Вероятно, он пришел в сознание очень скоро. Это было странно, но он сидел в своей кабине, и над его головой, на положенной высоте, целым и неповрежденным был все тот же стеклянный фонарь из толстого непробиваемого зенитными осколками плексигласа. На приборной доске были разбиты указатель скорости и бензочасы. Откуда-то сочилось масло. Стрелка высотомера стояла точно на нуле. Едва слышно шептали часы несложный мотивчик своей однообразной жизни. «Странная штука часы, – подумал Виктор, – самолет треснулся, что было силы, а они идут, как ни в чем не бывало. А вот мои, карманные, те, что дядя Леша привез в детдом, раз только на тротуар асфальтовый выпали и – вдребезги».

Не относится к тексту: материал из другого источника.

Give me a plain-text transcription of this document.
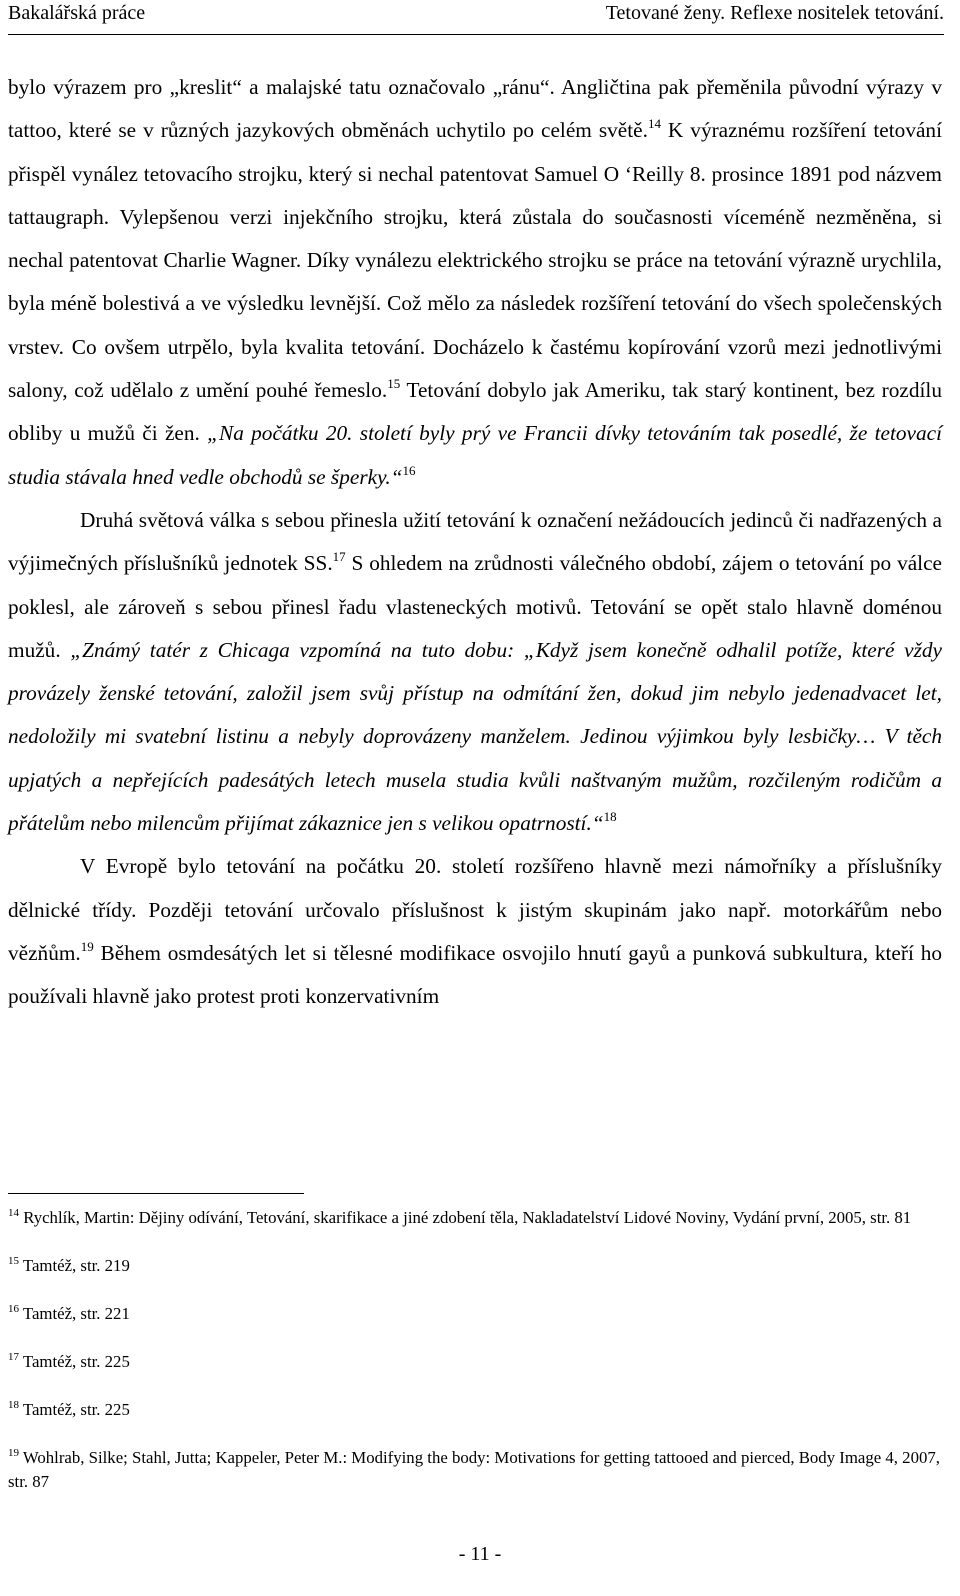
Bakalářská práce	Tetované ženy. Reflexe nositelek tetování.

bylo výrazem pro „kreslit“ a malajské tatu označovalo „ránu“. Angličtina pak přeměnila původní výrazy v tattoo, které se v různých jazykových obměnách uchytilo po celém světě.$^{14}$ K výraznému rozšíření tetování přispěl vynález tetovacího strojku, který si nechal patentovat Samuel O ‘Reilly 8. prosince 1891 pod názvem tattaugraph. Vylepšenou verzi injekčního strojku, která zůstala do současnosti víceméně nezměněna, si nechal patentovat Charlie Wagner. Díky vynálezu elektrického strojku se práce na tetování výrazně urychlila, byla méně bolestivá a ve výsledku levnější. Což mělo za následek rozšíření tetování do všech společenských vrstev. Co ovšem utrpělo, byla kvalita tetování. Docházelo k častému kopírování vzorů mezi jednotlivými salony, což udělalo z umění pouhé řemeslo.$^{15}$ Tetování dobylo jak Ameriku, tak starý kontinent, bez rozdílu obliby u mužů či žen. „Na počátku 20. století byly prý ve Francii dívky tetováním tak posedlé, že tetovací studia stávala hned vedle obchodů se šperky.“$^{16}$

Druhá světová válka s sebou přinesla užití tetování k označení nežádoucích jedinců či nadřazených a výjimečných příslušníků jednotek SS.$^{17}$ S ohledem na zrůdnosti válečného období, zájem o tetování po válce poklesl, ale zároveň s sebou přinesl řadu vlasteneckých motivů. Tetování se opět stalo hlavně doménou mužů. „Známý tatér z Chicaga vzpomíná na tuto dobu: „Když jsem konečně odhalil potíže, které vždy provázely ženské tetování, založil jsem svůj přístup na odmítání žen, dokud jim nebylo jedenadvacet let, nedoložily mi svatební listinu a nebyly doprovázeny manželem. Jedinou výjimkou byly lesbičky… V těch upjatých a nepřejících padesátých letech musela studia kvůli naštvaným mužům, rozčileným rodičům a přátelům nebo milencům přijímat zákaznice jen s velikou opatrností.“$^{18}$

V Evropě bylo tetování na počátku 20. století rozšířeno hlavně mezi námořníky a příslušníky dělnické třídy. Později tetování určovalo příslušnost k jistým skupinám jako např. motorkářům nebo vězňům.$^{19}$ Během osmdesátých let si tělesné modifikace osvojilo hnutí gayů a punková subkultura, kteří ho používali hlavně jako protest proti konzervativním

$^{14}$ Rychlík, Martin: Dějiny odívání, Tetování, skarifikace a jiné zdobení těla, Nakladatelství Lidové Noviny, Vydání první, 2005, str. 81

$^{15}$ Tamtéž, str. 219

$^{16}$ Tamtéž, str. 221

$^{17}$ Tamtéž, str. 225

$^{18}$ Tamtéž, str. 225

$^{19}$ Wohlrab, Silke; Stahl, Jutta; Kappeler, Peter M.: Modifying the body: Motivations for getting tattooed and pierced, Body Image 4, 2007, str. 87

- 11 -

Он вдруг вспомнил дядю Лешу, младшего отцова брата. Когда Виктор учился в шестом классе, к ним в интернат приехал худощавый блондин в буденовке со споротой звездой, что было верным признаком недавнего ухода из армии в запас. Короткая кожаная курточка и новые сапоги заманчиво скрипели. Дядя Леша долго водил его в тот день по самым лучшим городским магазинам, но тогда все было по карточкам, и только в одном коммерческом кафе дяде удалось за дорогую цену накормить племянника галетами из кукурузной муки и напоить невкусным фруктовым чаем. Голодный, как волчонок, Виктор с жадностью истреблял галеты, так что у него беспрерывно двигались уши и острый кадык. Хлебая горячий чай, тонко тянул:
– Дядь Леш, ты теперь где?
– На Магнитке инженером-монтажником, – улыбаясь всем своим красным обветренным лицом, "отвечал ему дядя. – Я туда прямо из армии, по путевке Цека. Там, брат ты мой, такое дело варганится.